Джастин не знал сколько и как его лечили, чем он вообще был обязан этой странной заботе, но ему было значительно лучше, словно бы болезнь медленно начала разжимать свои когти.
Не было слышно ни звука, кроме ветра из далёкой Дакоты, который колотился в северную стену, — ветра, прилетевшего из-за равнин, покрытых жемчужно-тусклым и мерцающим снегом. Он прилетел из-за холмов, где некогда стояли сосны и стонали на ветру, но янки вырубили леса, провели железную дорогу, и теперь ничего не стоит на пути у безжалостных порывов.

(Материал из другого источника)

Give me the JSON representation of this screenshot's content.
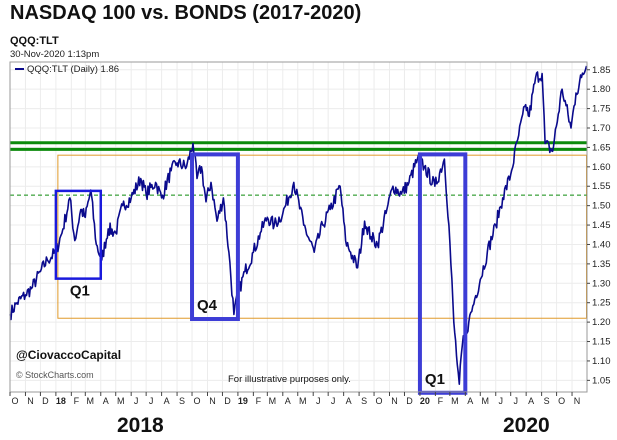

Северный ветер тряс раму в северном окне, северный огонёк в северной лампе дрожал и гнулся, будто в припадке. Калверли съёжился, внезапно осознав, как сильно грызёт его одиночество и тоска по родной южной земле: всё в этом краю неустанно напоминало ему о том, что он тут чужак. Весь Север, казалось, ополчился против него. На что ни глянешь, к чему ни притронешься — всюду следы ненависти. Ни один угол ему не принадлежит. И миску, из которой он прежде ел, уже, наверное, отдали собакам. Ничего нет здесь милого, душевного, всё — отчуждение и насмешка, ненависть, всё здесь дышит лютым дыханием. Эта земля, эти люди хотят его смерти.
Джастин прикрыл глаза, вспоминая родной дом. Он удивлялся красочности своих воспоминаний, хотя прекрасно знал, что произойдёт, — всё это уже было; вот сейчас он шагнёт в просторную, высокую белую прихожую с полом, отсвечивающим, как лёд, и в дальнем её конце, в дверях комнаты, освещённой неверным светом камина, появится мать и улыбнётся. Она пойдёт ему навстречу, нетерпеливо постукивая каблуками, поднимет лицо, слегка склонив голову набок, чтобы сын смог запечатлеть на нём положенный поцелуй. Материнские глаза, блестящие и чуть-чуть раскосые, будут смотреть на что-то за его спиной… Джастин вынырнул из омута воспоминаний и судорожно всхлипнул, понимая, как он на самом деле утомился от такой жизни: жизнь износилась, высохла, истончилась страданием и мучительным страхом, а душа закаменела, покрылась несмываемым слоем пыли. Обнажённый и морозно-холодный камень в груди пылал жарчайшим внутренним огнём, который рвался наружу, придавая сил. Джастин так не хотел сдаваться, ему невыносимо хотелось увидеть родных, ещё раз пройтись по алее и истоптанным дорожкам, ведущим к беседке у ручья. Он хотел домой.